Spencer and his assistants are at Holton for several days this week before his upcoming show, “Theatre of Illusion,” at the Paramount Theatre at 7 p.m. Thursday. Through Spencer’s magic-based education curriculum, dubbed “Hocus Focus,” Spencer gave students lessons in fractions, motion, energy transfer and a little Newtonian theory through the illusion of magic.
“It’s getting them to focus on accomplishing a task,” said sixth-grade teacher Carley Seifert. “As you can see, they’re engaged in the highest level right now.”
Students spent more than an hour captivated by and at times struggling with some of the magic tricks Spencer and his assistants showed off. That’s the point, according to Spencer.
“Everyone starts out at the same place,” Spencer said.

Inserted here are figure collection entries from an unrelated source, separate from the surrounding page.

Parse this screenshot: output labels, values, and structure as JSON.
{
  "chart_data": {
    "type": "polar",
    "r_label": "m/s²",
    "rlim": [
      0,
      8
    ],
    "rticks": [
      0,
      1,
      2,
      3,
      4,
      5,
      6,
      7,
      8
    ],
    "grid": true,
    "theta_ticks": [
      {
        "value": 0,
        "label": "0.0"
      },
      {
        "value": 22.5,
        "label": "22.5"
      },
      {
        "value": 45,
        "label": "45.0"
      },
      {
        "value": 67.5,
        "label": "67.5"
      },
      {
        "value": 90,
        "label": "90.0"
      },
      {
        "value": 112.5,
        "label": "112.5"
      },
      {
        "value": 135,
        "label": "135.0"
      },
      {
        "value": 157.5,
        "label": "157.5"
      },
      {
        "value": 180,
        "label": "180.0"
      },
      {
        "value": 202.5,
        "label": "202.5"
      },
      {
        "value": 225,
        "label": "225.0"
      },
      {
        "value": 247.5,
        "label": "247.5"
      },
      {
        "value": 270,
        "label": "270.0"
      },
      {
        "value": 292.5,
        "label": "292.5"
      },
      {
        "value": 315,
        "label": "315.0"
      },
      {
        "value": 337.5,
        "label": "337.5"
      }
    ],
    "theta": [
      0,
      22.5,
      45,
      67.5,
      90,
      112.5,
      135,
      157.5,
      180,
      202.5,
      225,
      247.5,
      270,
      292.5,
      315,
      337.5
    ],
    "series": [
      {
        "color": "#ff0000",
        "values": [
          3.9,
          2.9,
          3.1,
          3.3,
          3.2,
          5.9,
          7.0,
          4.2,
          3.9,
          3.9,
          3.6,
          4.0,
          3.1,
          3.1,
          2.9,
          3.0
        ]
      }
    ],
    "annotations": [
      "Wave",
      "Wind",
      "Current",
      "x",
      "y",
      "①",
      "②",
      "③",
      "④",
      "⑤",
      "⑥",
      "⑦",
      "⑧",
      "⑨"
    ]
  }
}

Spencer may have a lot of experience in illusion — he began his career in the 1980s — but it was in 2006 that Spencer realized the educational value in teaching some of his tricks to students. What first began as a way to get special education students to focus and grasp basic math concepts grew into a flexible way to support classroom teaching.
“It just became a really fun and engaging way for all students to take some concepts that can be very abstract and make them very tangible,” he said.
That’s what happened Tuesday inside Holton. Once they figured out how the paper clips stuck together, or what happens when you move rubber bands from one side of your hand to another, they began to identify Newton’s laws and how they applied to the magic at hand.
“I didn’t know there was so much math and science in magic,” sixth-grader Noelia Sandoval said.
Spencer worked with several classrooms on Monday and Tuesday and will finish his tenure on Wednesday, the day before his performance along with his wife, Cindy Spencer.